Perselingkuhan para penguasa wilayah dengan kontraktor infrastruktur yang lalu bermetamorfosis menjadi cukong sudah sangat memuakkan.
Pesta pernikahan putra seorang cukong proyek infrastruktur dengan putri cukong lainnya di sebuah hotel mewah di Makassar beberapa tahun lalu adalah penampilan terbuka keakraban mereka.
Hampir semua kepala pemerintahan daerah dan penegak hukum hadir. Larut dalam kemewahan pesta. Para pemerhati korupsi menyaksikan dari jauh dan semakin yakin perselingkuhan itu masif.
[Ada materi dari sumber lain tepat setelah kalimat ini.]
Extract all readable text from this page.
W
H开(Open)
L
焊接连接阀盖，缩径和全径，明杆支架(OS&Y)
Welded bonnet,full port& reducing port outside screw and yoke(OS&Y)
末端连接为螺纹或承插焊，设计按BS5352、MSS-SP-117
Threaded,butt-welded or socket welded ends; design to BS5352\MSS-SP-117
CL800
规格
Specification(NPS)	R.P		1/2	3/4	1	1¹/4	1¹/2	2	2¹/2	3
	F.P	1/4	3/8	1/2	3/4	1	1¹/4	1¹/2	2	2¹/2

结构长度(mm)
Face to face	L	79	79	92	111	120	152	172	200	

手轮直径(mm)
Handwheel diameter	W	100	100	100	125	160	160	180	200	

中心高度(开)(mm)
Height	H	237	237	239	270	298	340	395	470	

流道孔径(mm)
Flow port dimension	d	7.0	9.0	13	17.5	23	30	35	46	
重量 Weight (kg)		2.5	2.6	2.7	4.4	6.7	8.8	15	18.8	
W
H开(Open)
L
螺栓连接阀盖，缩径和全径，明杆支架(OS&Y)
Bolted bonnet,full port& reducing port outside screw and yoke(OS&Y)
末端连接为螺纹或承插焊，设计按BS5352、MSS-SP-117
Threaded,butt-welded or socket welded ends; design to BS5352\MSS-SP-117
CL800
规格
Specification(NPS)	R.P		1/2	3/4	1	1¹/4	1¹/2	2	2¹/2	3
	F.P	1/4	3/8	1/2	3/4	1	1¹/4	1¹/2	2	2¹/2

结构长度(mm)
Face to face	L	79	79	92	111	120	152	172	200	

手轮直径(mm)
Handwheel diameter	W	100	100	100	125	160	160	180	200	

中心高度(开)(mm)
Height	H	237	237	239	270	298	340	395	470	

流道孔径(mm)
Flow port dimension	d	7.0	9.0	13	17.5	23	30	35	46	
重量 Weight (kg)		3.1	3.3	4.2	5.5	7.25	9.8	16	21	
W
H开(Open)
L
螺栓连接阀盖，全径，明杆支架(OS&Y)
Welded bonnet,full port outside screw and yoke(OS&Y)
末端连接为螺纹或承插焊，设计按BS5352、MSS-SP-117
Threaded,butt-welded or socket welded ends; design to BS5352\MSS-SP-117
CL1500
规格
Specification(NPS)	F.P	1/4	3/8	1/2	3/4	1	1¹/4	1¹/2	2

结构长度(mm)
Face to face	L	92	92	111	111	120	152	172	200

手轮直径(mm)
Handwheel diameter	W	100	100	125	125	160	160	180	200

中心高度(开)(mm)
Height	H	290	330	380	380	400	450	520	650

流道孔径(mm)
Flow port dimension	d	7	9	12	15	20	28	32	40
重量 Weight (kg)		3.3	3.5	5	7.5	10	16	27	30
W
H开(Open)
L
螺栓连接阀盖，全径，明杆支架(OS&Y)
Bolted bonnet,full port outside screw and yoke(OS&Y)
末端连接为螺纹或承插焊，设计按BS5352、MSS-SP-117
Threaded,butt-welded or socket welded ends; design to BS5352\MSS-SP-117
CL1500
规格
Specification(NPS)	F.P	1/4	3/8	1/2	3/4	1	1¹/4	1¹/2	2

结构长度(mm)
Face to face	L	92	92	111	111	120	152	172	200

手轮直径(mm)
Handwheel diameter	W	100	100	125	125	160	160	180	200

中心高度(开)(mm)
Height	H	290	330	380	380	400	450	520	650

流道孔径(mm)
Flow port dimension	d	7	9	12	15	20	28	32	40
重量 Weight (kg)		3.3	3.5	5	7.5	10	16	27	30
NA menang pilkada gubernur pada 2018 terutama oleh keberhasilannya mengubah wajah Bantaeng.
Kabupaten miskin yang wilayahnya hanya tujuh kecamatan itu menjadi tolok ukur keberhasilan pembangunan sebuah daerah.
Anggota DPRD dari banyak daerah di Indonesia berdatangan. Judulnya sih Ingin belajar mengelola daerah sambil menghabiskan anggaran kedewanan mereka.
Kedekatan NA dengan Pemerintah Jepang juga menjadi faktor pendukung tersendiri. Magister dan doktoralnya didapatkan di Jepang.
Bantaeng menerima banyak bantuan langsung maupun tak langsung. Ambulance modern hingga mobil pemadam kebakaran yang bahkan belum dimiliki Pemerintah Kota Jakarta atau Surabaya berseliweran di Bantaeng.
Tapi pilkada selalu mahal. Keberhasilan memimpin Bantaeng adalah satu hal. Tapi pemilih di 23 kabupaten lainnya selain Bantaeng butuh treatment politik tersendiri. Cukong jawabannya.
NA tak bisa mengelak. Perselingkuhan dimulai. Kesepakatan terbangun secara diam-diam. Butuh dana besar untuk melalui seluruh proses pilkada.
Dari survei awal, membeli tiket partai bernama mahar yang semakin mahal, survei-survei lanjutan, pembentukan tim sukses dan pelatihan saksi.
Tentu saja proyek-proyek infrastruktur APBD yang menjadi penjaminan kesepakatan jahat mereka. Pengkhianatan terhadap rakyat dimulai bahkan mungkin sejak lama.